Cartoonist speaks to NLCC crowd about work
Published 12:00 am Monday, March 1, 2010
NATCHEZ — Marshall Ramsey is a funny guy.
It is easy to get a sense of his humor in the editorial cartoons published each day.
But there is more to the creative process than just the paper and ink used to capture the moments of political, economic or social going-ons in the world that Ramsey draws.
Ramsey, the editorial cartoonist for Jackson-based newspaper The Clarion Ledger, presented a writer’s workshop Sunday for the 21st annual Natchez Literary and Cinema Celebration.
The writer’s workshops were the final event in the four-day NLCC
Ramsey, a two-time Pulitzer Prize finalist, discussed the process he uses each day to produce his art.
“My head is full of bad ideas, and I like to get them out on paper so I can crumple it up and get it out,” Ramsey said. “The idea is the hardest part of what I do.”

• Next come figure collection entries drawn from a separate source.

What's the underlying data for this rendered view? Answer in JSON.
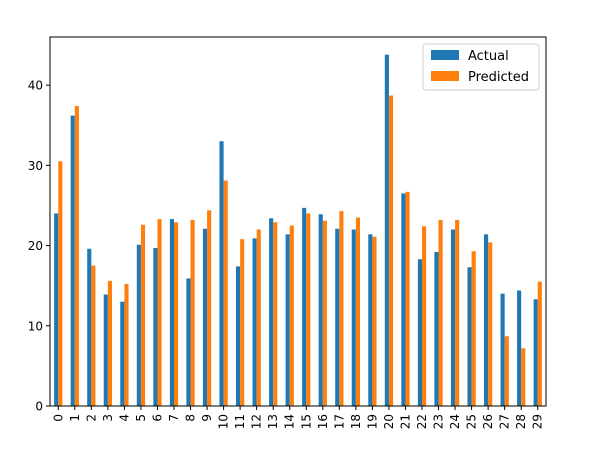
{
  "chart_data": {
    "type": "bar",
    "title": "",
    "xlabel": "",
    "ylabel": "",
    "categories": [
      "0",
      "1",
      "2",
      "3",
      "4",
      "5",
      "6",
      "7",
      "8",
      "9",
      "10",
      "11",
      "12",
      "13",
      "14",
      "15",
      "16",
      "17",
      "18",
      "19",
      "20",
      "21",
      "22",
      "23",
      "24",
      "25",
      "26",
      "27",
      "28",
      "29"
    ],
    "series": [
      {
        "name": "Actual",
        "color": "#1f77b4",
        "values": [
          24.0,
          36.2,
          19.6,
          13.9,
          13.0,
          20.1,
          19.7,
          23.3,
          15.9,
          22.1,
          33.0,
          17.4,
          20.9,
          23.4,
          21.4,
          24.7,
          23.9,
          22.1,
          22.0,
          21.4,
          43.8,
          26.5,
          18.3,
          19.2,
          22.0,
          17.3,
          21.4,
          14.0,
          14.4,
          13.3
        ]
      },
      {
        "name": "Predicted",
        "color": "#ff7f0e",
        "values": [
          30.5,
          37.4,
          17.5,
          15.6,
          15.2,
          22.6,
          23.3,
          22.9,
          23.2,
          24.4,
          28.1,
          20.8,
          22.0,
          22.9,
          22.5,
          24.0,
          23.1,
          24.3,
          23.5,
          21.1,
          38.7,
          26.7,
          22.4,
          23.2,
          23.2,
          19.3,
          20.4,
          8.7,
          7.2,
          15.5
        ]
      }
    ],
    "ylim": [
      0,
      46
    ],
    "yticks": [
      "0",
      "10",
      "20",
      "30",
      "40"
    ],
    "grid": false,
    "legend": {
      "placement": "top-right",
      "entries": [
        "Actual",
        "Predicted"
      ]
    }
  }
}
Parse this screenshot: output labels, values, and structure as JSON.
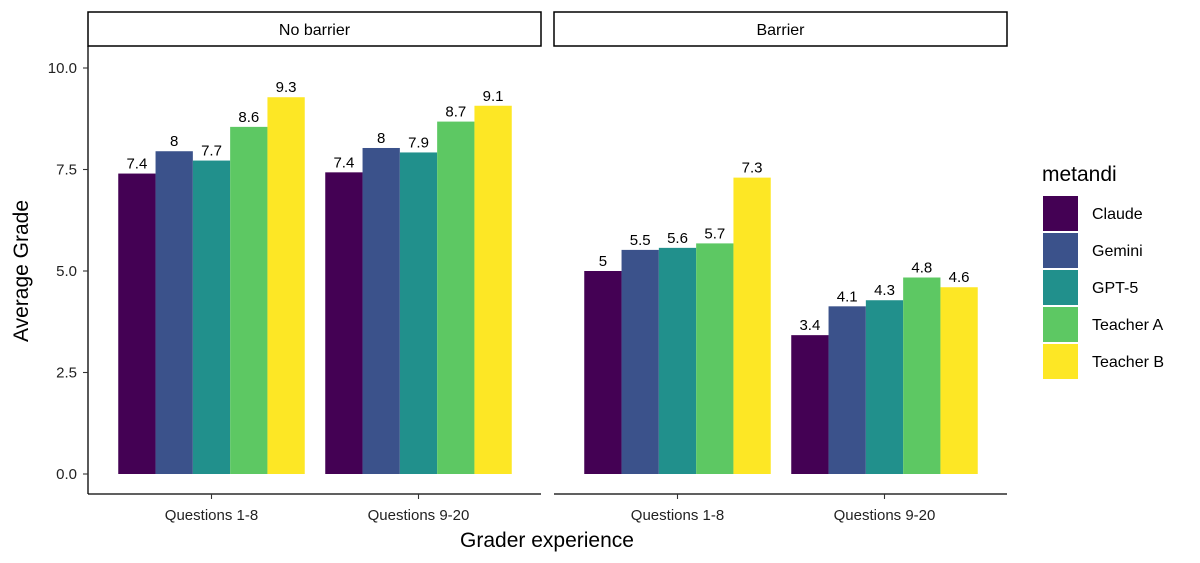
{
  "chart_data": {
    "type": "bar",
    "xlabel": "Grader experience",
    "ylabel": "Average Grade",
    "ylim": [
      0,
      10.5
    ],
    "yticks": [
      "0.0",
      "2.5",
      "5.0",
      "7.5",
      "10.0"
    ],
    "grid": false,
    "legend": {
      "title": "metandi",
      "position": "right"
    },
    "series_names": [
      "Claude",
      "Gemini",
      "GPT-5",
      "Teacher A",
      "Teacher B"
    ],
    "colors": [
      "#440154",
      "#3B528B",
      "#21908C",
      "#5DC863",
      "#FDE725"
    ],
    "categories": [
      "Questions 1-8",
      "Questions 9-20"
    ],
    "panels": [
      {
        "title": "No barrier",
        "groups": [
          {
            "category": "Questions 1-8",
            "values": [
              7.4,
              7.95,
              7.72,
              8.55,
              9.28
            ],
            "labels": [
              "7.4",
              "8",
              "7.7",
              "8.6",
              "9.3"
            ]
          },
          {
            "category": "Questions 9-20",
            "values": [
              7.43,
              8.03,
              7.92,
              8.68,
              9.07
            ],
            "labels": [
              "7.4",
              "8",
              "7.9",
              "8.7",
              "9.1"
            ]
          }
        ]
      },
      {
        "title": "Barrier",
        "groups": [
          {
            "category": "Questions 1-8",
            "values": [
              5.0,
              5.52,
              5.57,
              5.68,
              7.3
            ],
            "labels": [
              "5",
              "5.5",
              "5.6",
              "5.7",
              "7.3"
            ]
          },
          {
            "category": "Questions 9-20",
            "values": [
              3.42,
              4.13,
              4.28,
              4.84,
              4.6
            ],
            "labels": [
              "3.4",
              "4.1",
              "4.3",
              "4.8",
              "4.6"
            ]
          }
        ]
      }
    ]
  }
}
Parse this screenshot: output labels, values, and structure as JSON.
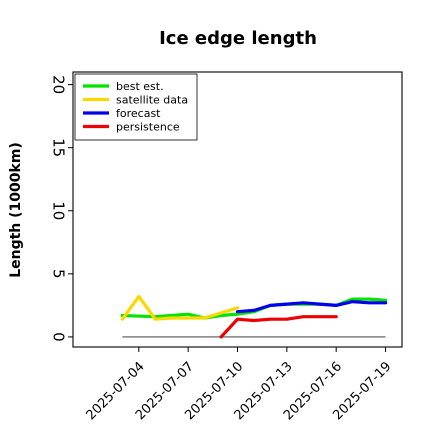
{
  "chart_data": {
    "type": "line",
    "title": "Ice edge length",
    "xlabel": "",
    "ylabel": "Length (1000km)",
    "xlim": [
      "2025-06-30",
      "2025-07-20"
    ],
    "ylim": [
      -0.8,
      21
    ],
    "yticks": [
      0,
      5,
      10,
      15,
      20
    ],
    "xticks": [
      "2025-07-04",
      "2025-07-07",
      "2025-07-10",
      "2025-07-13",
      "2025-07-16",
      "2025-07-19"
    ],
    "highlighted_xtick": "2025-07-10",
    "highlight_color": "#228b22",
    "grid": false,
    "legend_position": "upper left",
    "series": [
      {
        "name": "best est.",
        "color": "#00e400",
        "points": [
          [
            "2025-07-03",
            1.7
          ],
          [
            "2025-07-05",
            1.6
          ],
          [
            "2025-07-07",
            1.8
          ],
          [
            "2025-07-08",
            1.5
          ],
          [
            "2025-07-09",
            1.7
          ],
          [
            "2025-07-10",
            1.8
          ],
          [
            "2025-07-11",
            2.0
          ],
          [
            "2025-07-12",
            2.5
          ],
          [
            "2025-07-13",
            2.6
          ],
          [
            "2025-07-14",
            2.6
          ],
          [
            "2025-07-15",
            2.6
          ],
          [
            "2025-07-16",
            2.5
          ],
          [
            "2025-07-17",
            3.0
          ],
          [
            "2025-07-18",
            3.0
          ],
          [
            "2025-07-19",
            2.9
          ]
        ]
      },
      {
        "name": "satellite data",
        "color": "#ffd700",
        "points": [
          [
            "2025-07-03",
            1.4
          ],
          [
            "2025-07-04",
            3.2
          ],
          [
            "2025-07-05",
            1.4
          ],
          [
            "2025-07-06",
            1.5
          ],
          [
            "2025-07-07",
            1.5
          ],
          [
            "2025-07-08",
            1.5
          ],
          [
            "2025-07-09",
            1.9
          ],
          [
            "2025-07-10",
            2.3
          ]
        ]
      },
      {
        "name": "forecast",
        "color": "#0000ee",
        "points": [
          [
            "2025-07-10",
            2.0
          ],
          [
            "2025-07-11",
            2.1
          ],
          [
            "2025-07-12",
            2.5
          ],
          [
            "2025-07-13",
            2.6
          ],
          [
            "2025-07-14",
            2.7
          ],
          [
            "2025-07-15",
            2.6
          ],
          [
            "2025-07-16",
            2.5
          ],
          [
            "2025-07-17",
            2.8
          ],
          [
            "2025-07-18",
            2.7
          ],
          [
            "2025-07-19",
            2.7
          ]
        ]
      },
      {
        "name": "persistence",
        "color": "#ee0000",
        "points": [
          [
            "2025-07-09",
            0.0
          ],
          [
            "2025-07-10",
            1.4
          ],
          [
            "2025-07-11",
            1.3
          ],
          [
            "2025-07-12",
            1.4
          ],
          [
            "2025-07-13",
            1.4
          ],
          [
            "2025-07-14",
            1.6
          ],
          [
            "2025-07-15",
            1.6
          ],
          [
            "2025-07-16",
            1.6
          ]
        ]
      }
    ],
    "reference_line": {
      "color": "#808080",
      "y": 0,
      "x_start": "2025-07-03",
      "x_end": "2025-07-19"
    }
  }
}
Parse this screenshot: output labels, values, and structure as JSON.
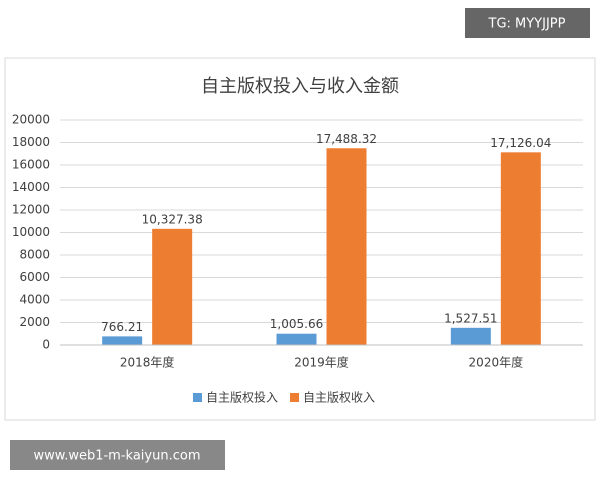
{
  "chart_data": {
    "type": "bar",
    "title": "自主版权投入与收入金额",
    "categories": [
      "2018年度",
      "2019年度",
      "2020年度"
    ],
    "series": [
      {
        "name": "自主版权投入",
        "color": "#5b9bd5",
        "values": [
          766.21,
          1005.66,
          1527.51
        ],
        "value_labels": [
          "766.21",
          "1,005.66",
          "1,527.51"
        ]
      },
      {
        "name": "自主版权收入",
        "color": "#ed7d31",
        "values": [
          10327.38,
          17488.32,
          17126.04
        ],
        "value_labels": [
          "10,327.38",
          "17,488.32",
          "17,126.04"
        ]
      }
    ],
    "ylim": [
      0,
      20000
    ],
    "yticks": [
      0,
      2000,
      4000,
      6000,
      8000,
      10000,
      12000,
      14000,
      16000,
      18000,
      20000
    ],
    "grid": true,
    "legend": "bottom"
  },
  "watermarks": [
    "TG: MYYJJPP",
    "www.web1-m-kaiyun.com"
  ]
}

Ramsey said each day begins with a review of the hot topics or stories in local, state and national news.
From there, Ramsey said he looks for a clever way to put them together.
“The secret to being creative is figuring out how one and one equals three,” he said. “To be creative you have to know how to observe and take one thing and relate it to another and come up with something else.”
Ramsey said sometimes his creative math makes people laugh and sometimes it makes people angry. But Ramsey said he’s happy with either emotion.
“My job isn’t to make people happy every day,” he said. “It is to make people think.”
He said one challenge he encounters every day is getting his message across quickly. Speaking to a room of mostly educators, he said they often have the same roadblock.
“I have about 30 seconds with a reader. I remember when (students) had 22-minute attention spans because of sitcoms,” he said. “Now, (the attention span) is about the length of a YouTube video.”
But Ramsey didn’t get to where he is, a nationally syndicated cartoonist, quickly or easily. He worked as a cartoonist for his high school and college newspapers, but wasn’t able to find a job after college.
The only position he was able to secure was that of a janitor at high school in his hometown in Georgia.
“About six months into that, after sulking around and feeling sorry for myself, I realized I was burying my talent,” Ramsey said. “So I started doing caricatures for teachers and started doing more and more of that kind of work.”
That eventually led to a job in the advertising department at a newspaper which jumpstarted his career as a cartoonist.
Ramsey called his job “a dream” and a true testament to where hard work and dedication can lead. He said when given the chance to talk to high school students, he doesn’t shy away from telling about his job as a janitor because it taught him a lesson.
“I like to tell the kids that I fell on my face because it is likely at some point they will to,” he said. “What is important, and what I want them to learn, is it doesn’t matter how you fail, but how you get back up.
“Sometimes the worst moments in your life can become your best.”